Лазаренко ошалело вытащил из нагрудного кармана наполовину опустошенную пластинку с белыми капсулками фосфогливнекста, неуверенно протянул мне.
Я кивком указал на силовую женщину. Она медленно взяла, не отводя от меня взгляда, потом опустила его на блистер. Выражение на лице такое, что старательно пересчитывает, мысленно тыкая пальцем, чтобы не сбиться, это же милиция, снова посмотрела на меня.
– Вы всегда замечаете, сколько он употребил это вот… средство и сколько осталось?
Я сдвинул плечами.
– Элементарно, детектив… Такое запоминается само. Это так же верно, что вы позавтракали хамоном с аджичным соусом. Не понимаю, что вы в этом гребаном вяленом мясе находите? Детектив, не надо изумляться, мы же биологи! Распознавание симптомов нездоровья входит в нашу базовую профессию. Все видно по глазам и лицам пациентов… что не пациенты, конечно, а так… чашечки ай-петри.
Она нахмурилась.
– Я не ваш пациент. Остап Шухевович, вы позволите?
Геращенко торопливо кивнул.
– Да-да, берите. Все что потребуется, чтобы выяснить все и вернуть деньги!.. У нас без них работа рухнет!
Она посмотрела в мое лицо, обдав холодом синих глаз.
– Вы пойдете со мной.
– Хорошо, старший детектив Ингрид Вервольфова, – ответил я. Она дернулась, взглянула остро.

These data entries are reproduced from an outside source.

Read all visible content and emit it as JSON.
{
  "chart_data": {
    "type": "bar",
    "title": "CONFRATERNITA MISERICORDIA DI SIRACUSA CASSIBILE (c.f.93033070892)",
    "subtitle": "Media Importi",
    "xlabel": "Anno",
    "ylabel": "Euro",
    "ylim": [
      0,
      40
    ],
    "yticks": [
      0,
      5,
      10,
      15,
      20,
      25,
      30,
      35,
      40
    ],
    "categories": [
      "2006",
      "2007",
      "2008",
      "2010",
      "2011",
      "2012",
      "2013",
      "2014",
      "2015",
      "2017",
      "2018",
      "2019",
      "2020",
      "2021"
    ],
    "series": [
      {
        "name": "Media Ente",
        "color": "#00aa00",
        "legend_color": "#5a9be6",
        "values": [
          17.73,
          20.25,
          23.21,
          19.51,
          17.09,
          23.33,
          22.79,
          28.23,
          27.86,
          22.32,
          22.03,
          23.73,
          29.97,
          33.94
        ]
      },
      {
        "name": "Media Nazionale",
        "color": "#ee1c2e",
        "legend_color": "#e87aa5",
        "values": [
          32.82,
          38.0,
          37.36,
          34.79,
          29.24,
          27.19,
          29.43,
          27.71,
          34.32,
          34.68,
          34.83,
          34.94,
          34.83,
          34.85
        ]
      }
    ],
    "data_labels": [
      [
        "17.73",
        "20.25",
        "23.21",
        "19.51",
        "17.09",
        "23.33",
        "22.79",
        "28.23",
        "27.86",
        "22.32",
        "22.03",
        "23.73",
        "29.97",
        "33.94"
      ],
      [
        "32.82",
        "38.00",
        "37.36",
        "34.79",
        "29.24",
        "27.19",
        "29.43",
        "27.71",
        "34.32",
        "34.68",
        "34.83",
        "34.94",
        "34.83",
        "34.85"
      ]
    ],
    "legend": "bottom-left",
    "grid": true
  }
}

– Что, и мое имя на мне написано? Кстати, Ингрид Волкова без всякого «вер». У вас какие-то странные слуховые галлюцинации. У психиатра проверялись?
Я ответил скромно:
– Мы сами психиатры. Простите, хотя вы, как и принято почему-то в России, не назвались и не представились, что во всех остальных недоразвитых и отсталых странах Запада считается хамством, но у нас собственная гордость, на буржуев смотрим свысока… в общем, мне показалось, что я его где-то услышал… как обычно у нас в России. Ингрид и даже Вервольф, уж и не знаю, почему так послышалось… и даже сейчас слышится. А когда смотрю на вас, так и вовсе как бы вот наяву и зримо…
Лазаренко сказал быстро:
– Дверь кабинета была плохо прикрыта. А мы свои уши чистим! Ватными шариками, чтобы вы чего-то не подумали. Купленными на свои, не на государственные. Хоть и по гранту.
Она спросила:
– А что, могу подумать?
– Не знаю, – ответил он испуганно. – Вы же полиция, у вас мозги не такие, как у людей. Вы и думаете как-то по-особенному.

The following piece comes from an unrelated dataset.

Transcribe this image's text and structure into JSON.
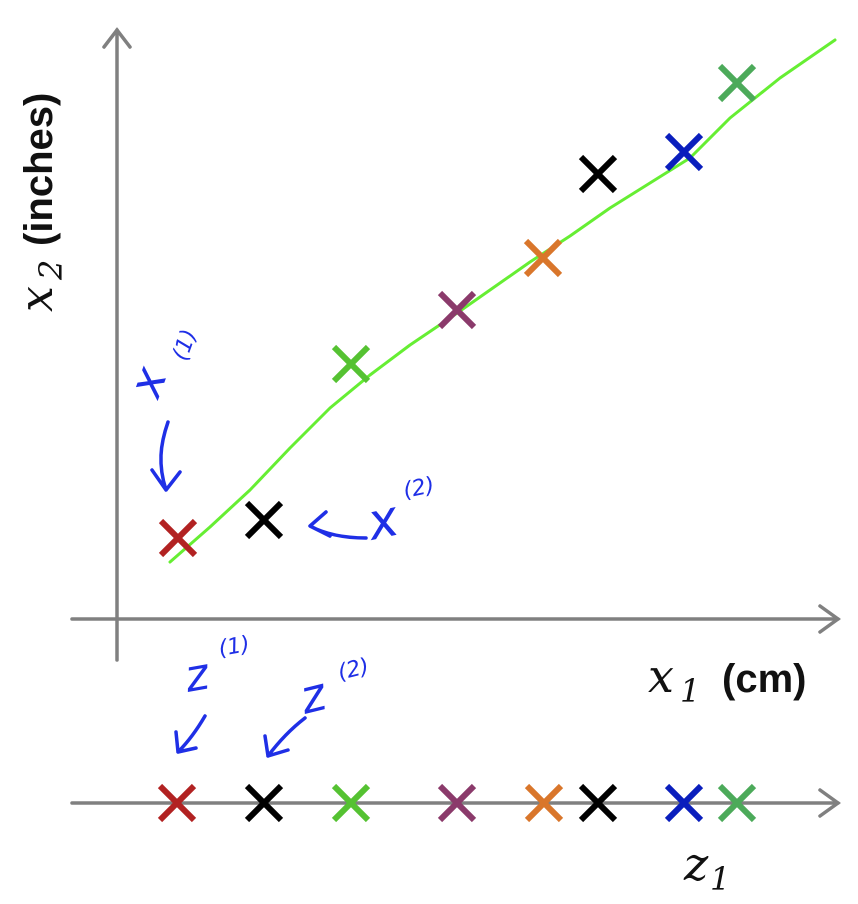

– Что, наверное, хорошо, – сказал Геращенко и посмотрел на нас с Лазаренко строго. – У милиции собственное мышление, полицейское!
Детективщица перевела взгляд на меня, несколько мгновений всматривалась, лицо такое, словно старается и не может вспомнить, когда именно прозвучало ее имя и вообще в какой тюрьме меня видела.
Я скромно помалкивал, наконец она поморщилась и сказала резко:
– Посмотрим, что в ваших мозгах. Остап Шухевович, вы позволите вашего сотрудника отвлечь от великой науки на несколько минут? Здесь найдется свободная комнатка?
Геращенко в испуге замахал обеими руками.
– Да забирайте, забирайте!.. Все равно работать не даете… Вон там пустая…
Ситуация, несмотря на абсурдность, меня странно веселила. Впервые я, человек не слишком общительный и даже закомплексованный, чувствую себя вольно и свободно. Хочется держаться нагло, все-таки не часто удается оказываться с людьми, над которыми чувствуешь абсолютное интеллектуальное преимущество.